Tanto el viento como el río son figuras de movimiento que conmueven al poeta. Participa en la génesis de lo creado, génesis que no se dio de una vez para siempre sino que es continua y actual: el mundo se halla en permanente creación.
Dentro del monte yazgo, preñado de quietudes furiosas, sigue el poeta. Nuevamente aparece la quietud del contemplador, consciente de sí, que yace dentro del monte, con la primera persona que lo identifica, y observemos un adjetivo: preñado. Es en verdad un participio que corresponde a la hembra, y señala un máximo estado de receptividad. Y continúa el poeta, usando un oxímoron o contraposición fuerte: preñado de quietudes furiosas. Sus quietudes pueden hacerse furiosas, enardecidas. Y ese estado alcanza su ejemplo: A veces un lapacho me corona con flores blancas/ yo me bebo esa leche como si fuera el niño más viejo de la tierra. La evocación de la “hembridad” por así decirlo, revierte el rol del contemplador, ahora identificado con un niño que bebe la leche materna. Manuel Castilla evoca con esa constelación emocionala todo lo que ha venido nombrando: la Creación, el viento, el río.

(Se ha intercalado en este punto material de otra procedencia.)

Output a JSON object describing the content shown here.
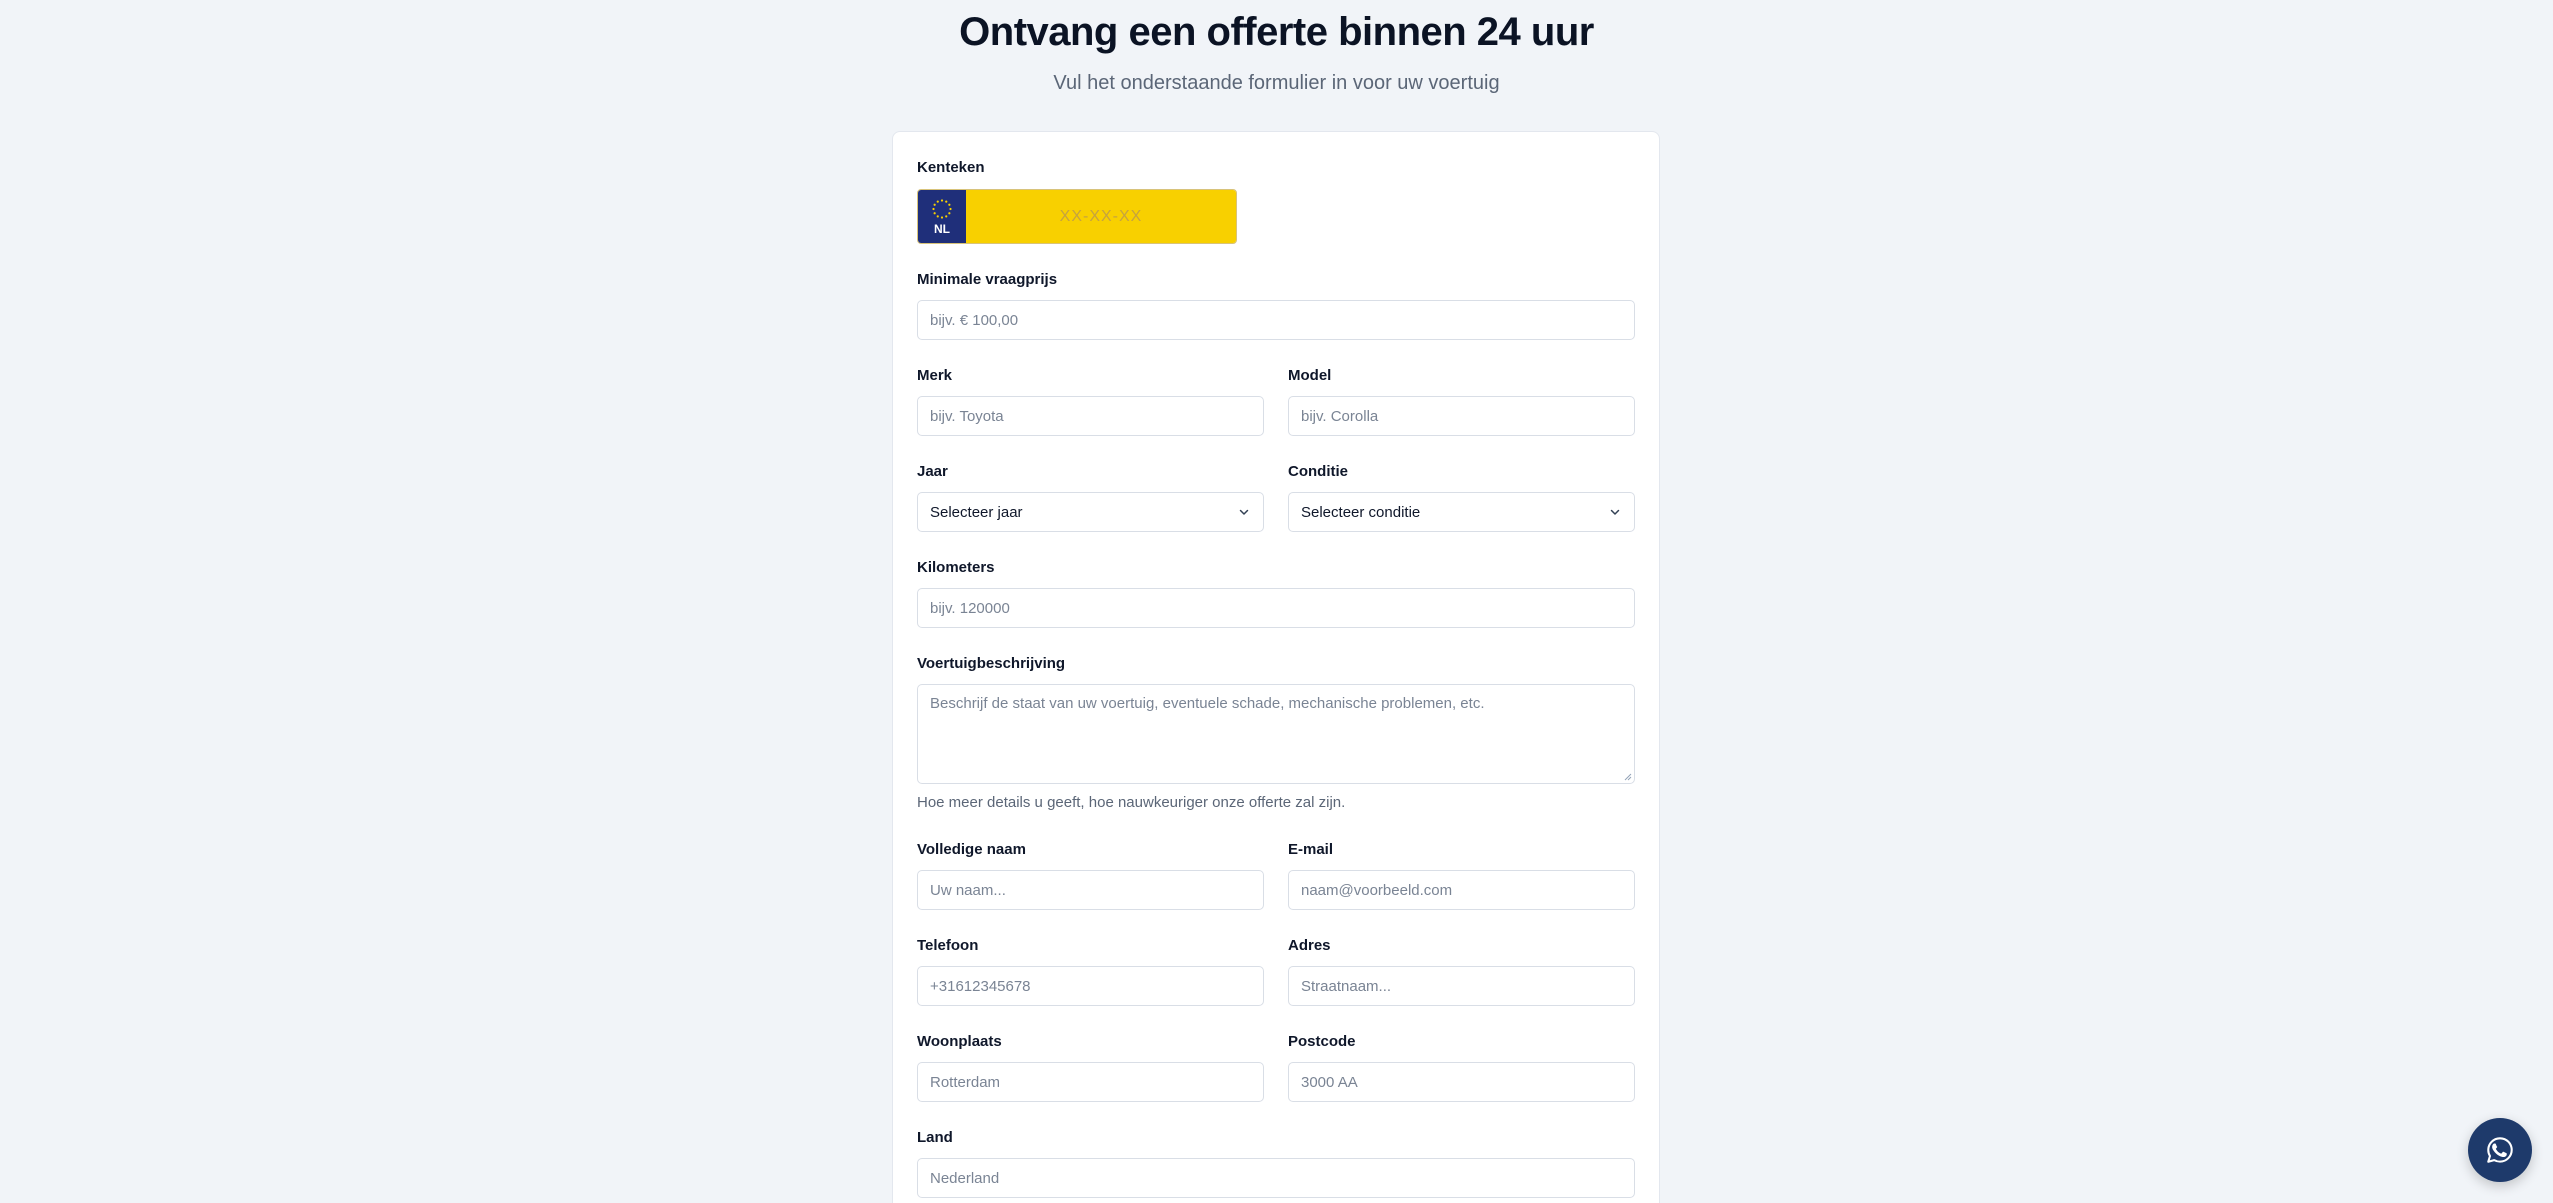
{
  "header": {
    "title": "Ontvang een offerte binnen 24 uur",
    "subtitle": "Vul het onderstaande formulier in voor uw voertuig"
  },
  "form": {
    "license_plate": {
      "label": "Kenteken",
      "country_code": "NL",
      "placeholder": "XX-XX-XX"
    },
    "min_price": {
      "label": "Minimale vraagprijs",
      "placeholder": "bijv. € 100,00"
    },
    "brand": {
      "label": "Merk",
      "placeholder": "bijv. Toyota"
    },
    "model": {
      "label": "Model",
      "placeholder": "bijv. Corolla"
    },
    "year": {
      "label": "Jaar",
      "selected": "Selecteer jaar"
    },
    "condition": {
      "label": "Conditie",
      "selected": "Selecteer conditie"
    },
    "kilometers": {
      "label": "Kilometers",
      "placeholder": "bijv. 120000"
    },
    "description": {
      "label": "Voertuigbeschrijving",
      "placeholder": "Beschrijf de staat van uw voertuig, eventuele schade, mechanische problemen, etc.",
      "helper": "Hoe meer details u geeft, hoe nauwkeuriger onze offerte zal zijn."
    },
    "full_name": {
      "label": "Volledige naam",
      "placeholder": "Uw naam..."
    },
    "email": {
      "label": "E-mail",
      "placeholder": "naam@voorbeeld.com"
    },
    "phone": {
      "label": "Telefoon",
      "placeholder": "+31612345678"
    },
    "address": {
      "label": "Adres",
      "placeholder": "Straatnaam..."
    },
    "city": {
      "label": "Woonplaats",
      "placeholder": "Rotterdam"
    },
    "postal_code": {
      "label": "Postcode",
      "placeholder": "3000 AA"
    },
    "country": {
      "label": "Land",
      "placeholder": "Nederland"
    }
  },
  "icons": {
    "chevron": "chevron-down-icon",
    "whatsapp": "whatsapp-icon",
    "eu_stars": "eu-stars-icon"
  },
  "colors": {
    "plate_yellow": "#f8d000",
    "plate_blue": "#1f2f7a",
    "whatsapp_bg": "#1e3a6b",
    "page_bg": "#f1f4f8"
  }
}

Miro los cachos del banano/ veo arañar sus dulces dedos de oro y en las sandías/ los genitales verdes del verano llenan mi corazón de poblaciones. Vuelve a insistir en la imagen de la “hembridad”, es el contemplador receptivo, fecundado por la Belleza: Siento que estoy tapado por luciérnagas/y que en mi pelo crece la niñez del relámpago. Participa el poeta de la conciencia cósmica, pero en él se mantiene despierto el sujeto. La sombra de los pájaros es como un agua negra que acaricia mi nuca…. Una hormiga me deja su ají breve en la boca y me voy a los tumbos en la noche por el agujereado camino de los sapos. Como una oleada que desenvuelve toda su potencialidad, sigue la cadena metafórica, emocional, oscura, que no está sólo redescribiendo el mundo sino, y especialmente, la relación del poeta con el mundo.

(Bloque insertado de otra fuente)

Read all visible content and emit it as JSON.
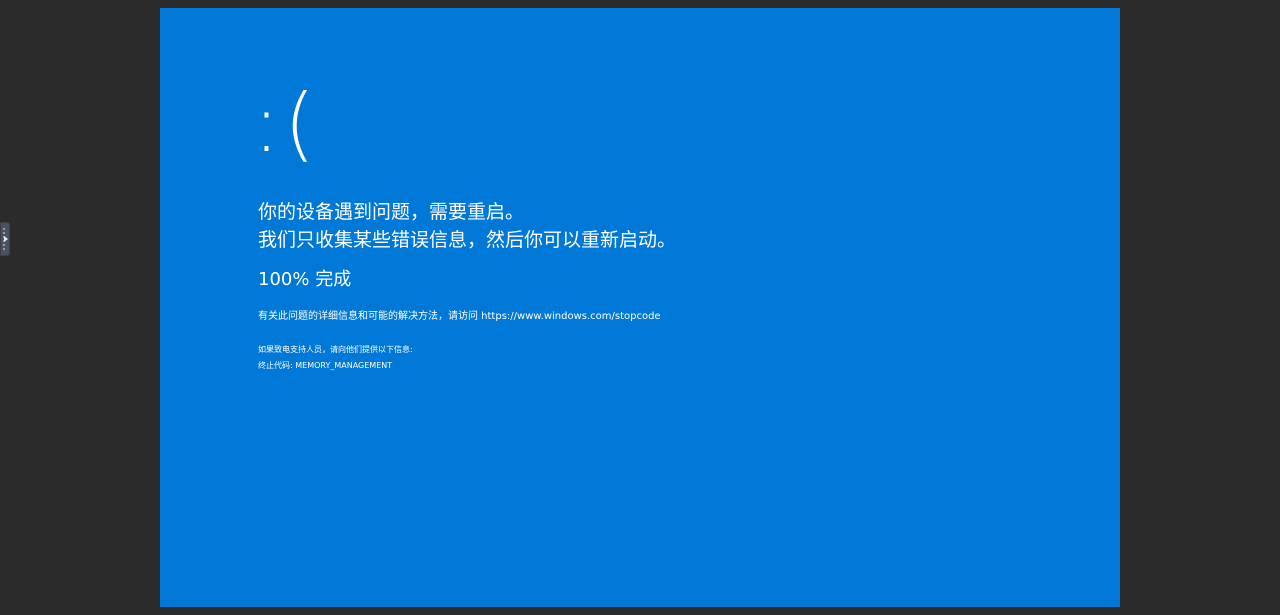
{
  "screen": {
    "background_color": "#0078d7",
    "viewer_background_color": "#2b2b2b",
    "frown": ":(",
    "message_line1": "你的设备遇到问题，需要重启。",
    "message_line2": "我们只收集某些错误信息，然后你可以重新启动。",
    "progress_percent": "100%",
    "progress_label": "完成",
    "info_text": "有关此问题的详细信息和可能的解决方法，请访问 https://www.windows.com/stopcode",
    "support_text": "如果致电支持人员，请向他们提供以下信息:",
    "stop_code_label": "终止代码:",
    "stop_code": "MEMORY_MANAGEMENT"
  },
  "sidebar_handle": {
    "icon": "panel-expand-arrow-icon"
  }
}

Al final vienen dos preguntas: ¿Quién me arrima l paz de la tortuga? Quién desempoza el tiempo de su cáscara? Además de que la interrogación – tanto como la exclamación – marcan el crecimiento emocional del discurso, pongamos atención en ese pronombre: Quién. Es un pronombre personal, aquí llevado al modo interrogativo. Se está intuyendo a un otro, alguien capaz de arrimar paz y desempozar el tiempo, alguien que luego será nombrado como Dios. Sigue el reconocimiento de quien mira y es mirado:
Soy el que por la piedra lechosa del quirquincho/ bebe en miel las abejas/ como el rocío maduro de la música/ ¿Adónde irán mis ojos llenos de hojas? / ¿Por dónde en ellos vagará el cielo yéndose?/ Me mira Dios y sé que aquí, yaciendo, / lo estoy haciendo despaciosamente.

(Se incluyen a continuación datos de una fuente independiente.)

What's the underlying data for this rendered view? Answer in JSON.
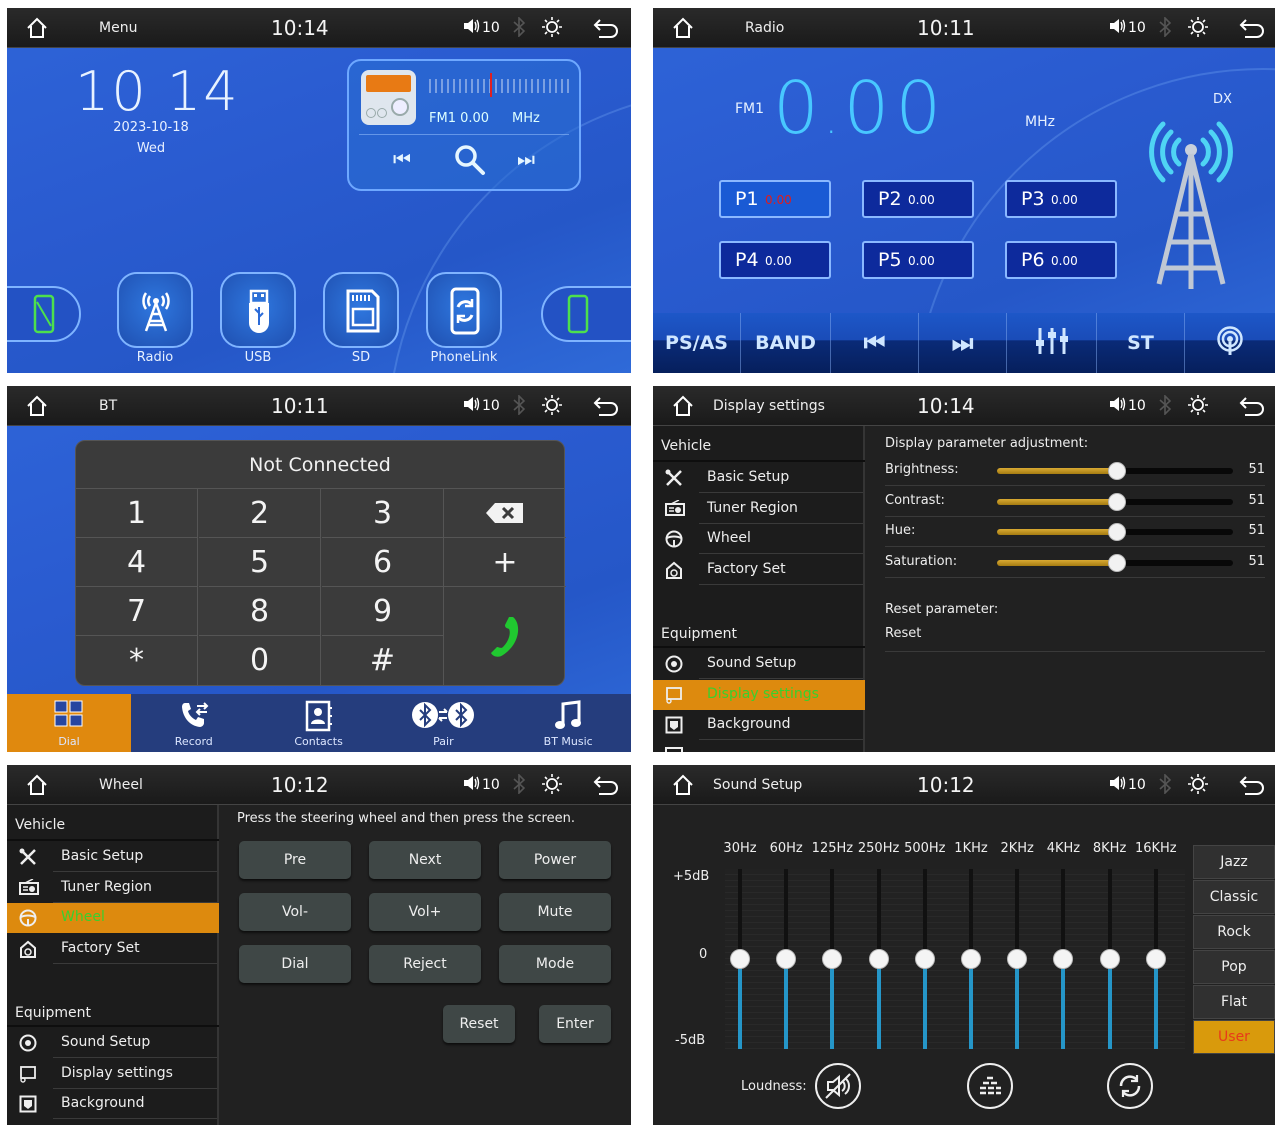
{
  "status_common": {
    "volume": "10",
    "volume_icon": "speaker-icon",
    "bluetooth_icon": "bluetooth-icon",
    "brightness_icon": "sun-icon",
    "back_icon": "back-arrow-icon",
    "home_icon": "home-icon"
  },
  "menu": {
    "title": "Menu",
    "clock": "10:14",
    "big_clock": "10 14",
    "date": "2023-10-18",
    "weekday": "Wed",
    "radio_widget": {
      "band_freq": "FM1 0.00",
      "unit": "MHz",
      "prev_icon": "prev-track-icon",
      "search_icon": "search-icon",
      "next_icon": "next-track-icon"
    },
    "apps": [
      {
        "label": "Radio",
        "icon": "radio-tower-icon"
      },
      {
        "label": "USB",
        "icon": "usb-icon"
      },
      {
        "label": "SD",
        "icon": "sd-card-icon"
      },
      {
        "label": "PhoneLink",
        "icon": "phonelink-icon"
      }
    ]
  },
  "radio": {
    "title": "Radio",
    "clock": "10:11",
    "band": "FM1",
    "frequency_int": "0",
    "frequency_sep": ".",
    "frequency_dec": "00",
    "unit": "MHz",
    "dx": "DX",
    "selected_preset": "P1",
    "presets": [
      {
        "name": "P1",
        "value": "0.00"
      },
      {
        "name": "P2",
        "value": "0.00"
      },
      {
        "name": "P3",
        "value": "0.00"
      },
      {
        "name": "P4",
        "value": "0.00"
      },
      {
        "name": "P5",
        "value": "0.00"
      },
      {
        "name": "P6",
        "value": "0.00"
      }
    ],
    "toolbar": [
      {
        "label": "PS/AS"
      },
      {
        "label": "BAND"
      },
      {
        "label": "⏮",
        "icon": "prev-track-icon"
      },
      {
        "label": "⏭",
        "icon": "next-track-icon"
      },
      {
        "label": "",
        "icon": "equalizer-icon"
      },
      {
        "label": "ST"
      },
      {
        "label": "",
        "icon": "broadcast-icon"
      }
    ]
  },
  "bt": {
    "title": "BT",
    "clock": "10:11",
    "status": "Not Connected",
    "keys": [
      "1",
      "2",
      "3",
      "4",
      "5",
      "6",
      "7",
      "8",
      "9",
      "*",
      "0",
      "#"
    ],
    "side_keys": {
      "backspace_icon": "backspace-icon",
      "plus": "+",
      "call_icon": "phone-call-icon"
    },
    "tabs": [
      {
        "label": "Dial",
        "icon": "dialpad-icon",
        "active": true
      },
      {
        "label": "Record",
        "icon": "call-log-icon"
      },
      {
        "label": "Contacts",
        "icon": "contacts-icon"
      },
      {
        "label": "Pair",
        "icon": "bluetooth-pair-icon"
      },
      {
        "label": "BT Music",
        "icon": "music-note-icon"
      }
    ]
  },
  "display": {
    "title": "Display settings",
    "clock": "10:14",
    "sidebar": {
      "vehicle_label": "Vehicle",
      "vehicle_items": [
        {
          "label": "Basic Setup",
          "icon": "tools-icon"
        },
        {
          "label": "Tuner Region",
          "icon": "radio-icon"
        },
        {
          "label": "Wheel",
          "icon": "steering-wheel-icon"
        },
        {
          "label": "Factory Set",
          "icon": "factory-icon"
        }
      ],
      "equipment_label": "Equipment",
      "equipment_items": [
        {
          "label": "Sound Setup",
          "icon": "speaker-icon"
        },
        {
          "label": "Display settings",
          "icon": "display-icon",
          "active": true
        },
        {
          "label": "Background",
          "icon": "background-icon"
        }
      ]
    },
    "heading": "Display parameter adjustment:",
    "params": [
      {
        "label": "Brightness:",
        "value": 51,
        "max": 100
      },
      {
        "label": "Contrast:",
        "value": 51,
        "max": 100
      },
      {
        "label": "Hue:",
        "value": 51,
        "max": 100
      },
      {
        "label": "Saturation:",
        "value": 51,
        "max": 100
      }
    ],
    "reset_label": "Reset parameter:",
    "reset_button": "Reset"
  },
  "wheel": {
    "title": "Wheel",
    "clock": "10:12",
    "sidebar": {
      "vehicle_label": "Vehicle",
      "vehicle_items": [
        {
          "label": "Basic Setup",
          "icon": "tools-icon"
        },
        {
          "label": "Tuner Region",
          "icon": "radio-icon"
        },
        {
          "label": "Wheel",
          "icon": "steering-wheel-icon",
          "active": true
        },
        {
          "label": "Factory Set",
          "icon": "factory-icon"
        }
      ],
      "equipment_label": "Equipment",
      "equipment_items": [
        {
          "label": "Sound Setup",
          "icon": "speaker-icon"
        },
        {
          "label": "Display settings",
          "icon": "display-icon"
        },
        {
          "label": "Background",
          "icon": "background-icon"
        }
      ]
    },
    "hint": "Press the steering wheel and then press the screen.",
    "buttons": [
      "Pre",
      "Next",
      "Power",
      "Vol-",
      "Vol+",
      "Mute",
      "Dial",
      "Reject",
      "Mode"
    ],
    "reset": "Reset",
    "enter": "Enter"
  },
  "sound": {
    "title": "Sound Setup",
    "clock": "10:12",
    "db_top": "+5dB",
    "db_mid": "0",
    "db_bottom": "-5dB",
    "bands": [
      {
        "freq": "30Hz",
        "gain_db": 0
      },
      {
        "freq": "60Hz",
        "gain_db": 0
      },
      {
        "freq": "125Hz",
        "gain_db": 0
      },
      {
        "freq": "250Hz",
        "gain_db": 0
      },
      {
        "freq": "500Hz",
        "gain_db": 0
      },
      {
        "freq": "1KHz",
        "gain_db": 0
      },
      {
        "freq": "2KHz",
        "gain_db": 0
      },
      {
        "freq": "4KHz",
        "gain_db": 0
      },
      {
        "freq": "8KHz",
        "gain_db": 0
      },
      {
        "freq": "16KHz",
        "gain_db": 0
      }
    ],
    "presets": [
      {
        "label": "Jazz"
      },
      {
        "label": "Classic"
      },
      {
        "label": "Rock"
      },
      {
        "label": "Pop"
      },
      {
        "label": "Flat"
      },
      {
        "label": "User",
        "active": true
      }
    ],
    "loudness_label": "Loudness:",
    "loudness_icon": "loudness-off-icon",
    "eq_icon": "eq-bars-icon",
    "reset_icon": "refresh-icon"
  },
  "colors": {
    "accent_orange": "#dd8a0e",
    "active_text_green": "#39d02e",
    "freq_blue": "#48c8ff",
    "eq_fill": "#2596c8"
  }
}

Aparece claramente nombrado el Otro, otro sujeto que ejerce acciones como arrimar la paz, desempozar el tiempo… ; pero no es suficiente ese reconocimiento; se nos da una revelación, y es la interdependencia del contemplador y el Dios. Heideggerianamente, el poeta afirma la copertenencia del hombre y el Ser. Cada uno es causa y objetivo del otro.
De cara al infinito/ siento que pone huevos sobre mi pecho el tiempo. Se hace evidente la audacia de esta imagen, su concretez para decir que el tiempo se abre hacia la eternidad, apelando a la vieja figura del huevo como imagen de la resurrección. Sigue una imagen compleja que salta a un nivel metapoético: Si se me antoja, digo, si esperase un momento, puedo dejar que encima de mis ingles amamante la luna sus colmillos pequeños.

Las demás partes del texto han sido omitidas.